Scientists from St. Petersburg Polytechnic University Peter the Great (SPbSPU) and the technical University of Vienna are working to create nanoelectronic devices even smaller than the already existing ones. The results of the joint work published in the prestigious international journal Physical Review A.
Forces that occur between electrically uncharged bodies placed at a distance of less than a micrometer, was mathematically described over 60 years ago by academician Evgeny Lifshitz. These forces are caused not by the electromagnetic field, which in this case is zero, and its fluctuations, that is, uncontrolled random changes.
However, it appeared that in some cases, the Lifshitz theory is contrary to the results of the measurements. To solve this problem, scientists will conduct an experiment to measure these forces in the case where adjacent bodies are at different temperatures.
“It is important to understand that the so-called technical vacuum is not absolute emptiness. This vacuum is in reality filled with infinitely large number of so-called virtual particles, which themselves cannot be observed, but the interaction with the walls of this volume lead to the dispersion forces. These dispersion forces, we examine, and in the future they will undoubtedly find an important practical application,” – said the chief researcher of the Higher school of applied physics and space technology SPbSPU Galina Klimchitskaya.
According to many experts, the dispersion force or van der Waals and Casimir will play a primary role in micro – and nanoelectronic devices with even smaller dimensions than the existing ones. In addition, the study of these forces will significantly reduce the marriage in the manufacture of microelectronic devices, resulting from the clumping of closely spaced elements.

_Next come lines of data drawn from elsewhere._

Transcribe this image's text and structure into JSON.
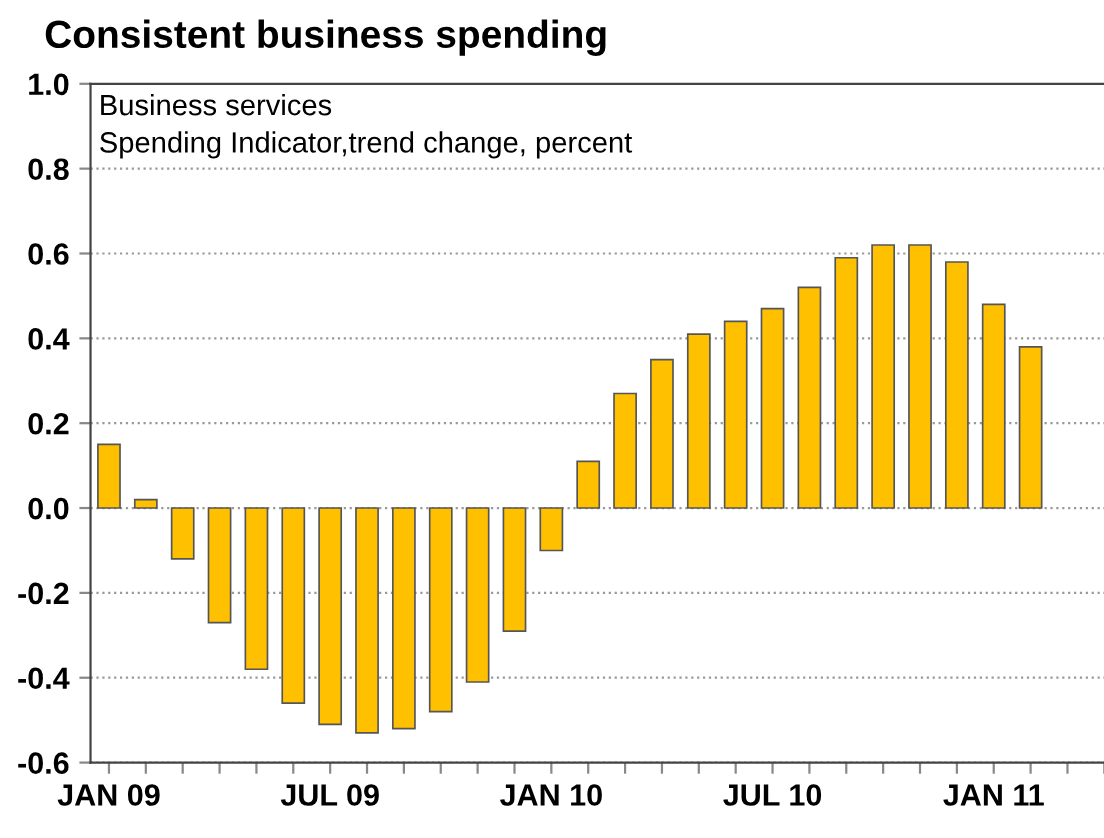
{
  "chart_data": {
    "type": "bar",
    "title": "Consistent business spending",
    "annotations": [
      "Business services",
      "Spending Indicator,trend change, percent"
    ],
    "categories": [
      "JAN 09",
      null,
      null,
      null,
      null,
      null,
      "JUL 09",
      null,
      null,
      null,
      null,
      null,
      "JAN 10",
      null,
      null,
      null,
      null,
      null,
      "JUL 10",
      null,
      null,
      null,
      null,
      null,
      "JAN 11",
      null,
      null,
      null
    ],
    "series": [
      {
        "color": "#ffc000",
        "values": [
          0.15,
          0.02,
          -0.12,
          -0.27,
          -0.38,
          -0.46,
          -0.51,
          -0.53,
          -0.52,
          -0.48,
          -0.41,
          -0.29,
          -0.1,
          0.11,
          0.27,
          0.35,
          0.41,
          0.44,
          0.47,
          0.52,
          0.59,
          0.62,
          0.62,
          0.58,
          0.48,
          0.38,
          null,
          null
        ]
      }
    ],
    "ylim": [
      -0.6,
      1.0
    ],
    "yticks": [
      {
        "value": -0.6,
        "label": "-0.6"
      },
      {
        "value": -0.4,
        "label": "-0.4"
      },
      {
        "value": -0.2,
        "label": "-0.2"
      },
      {
        "value": 0,
        "label": "0.0"
      },
      0.2,
      0.4,
      0.6,
      0.8,
      {
        "value": 1,
        "label": "1.0"
      }
    ],
    "grid": "y"
  }
}
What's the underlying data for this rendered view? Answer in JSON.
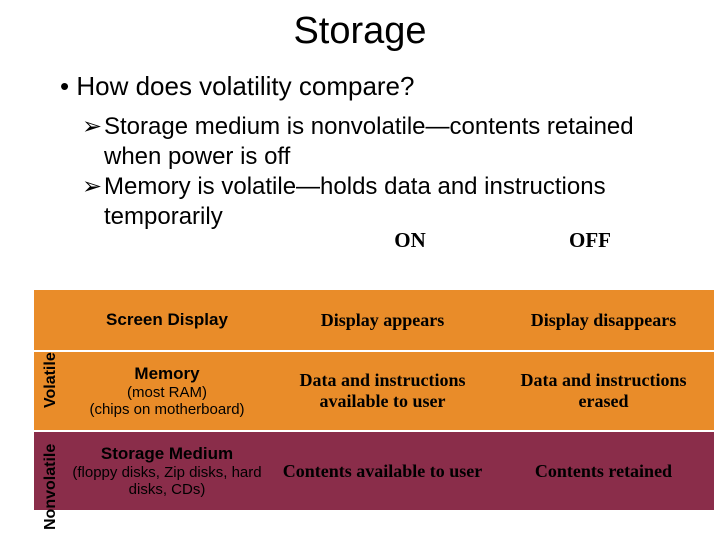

In the future, scientists plan to conduct research, explaining why the fundamental Lifshitz theory is in conflict with experiment. According to scientists, this will enable you to reliably predict the nature and significance of dispersion forces in the case of different materials from which made the elements of flowsin Microdevices, and at different temperatures. In addition, they plan to develop a scheme flowsin Microdevices next generation, in which dispersion interactions are the main driving force.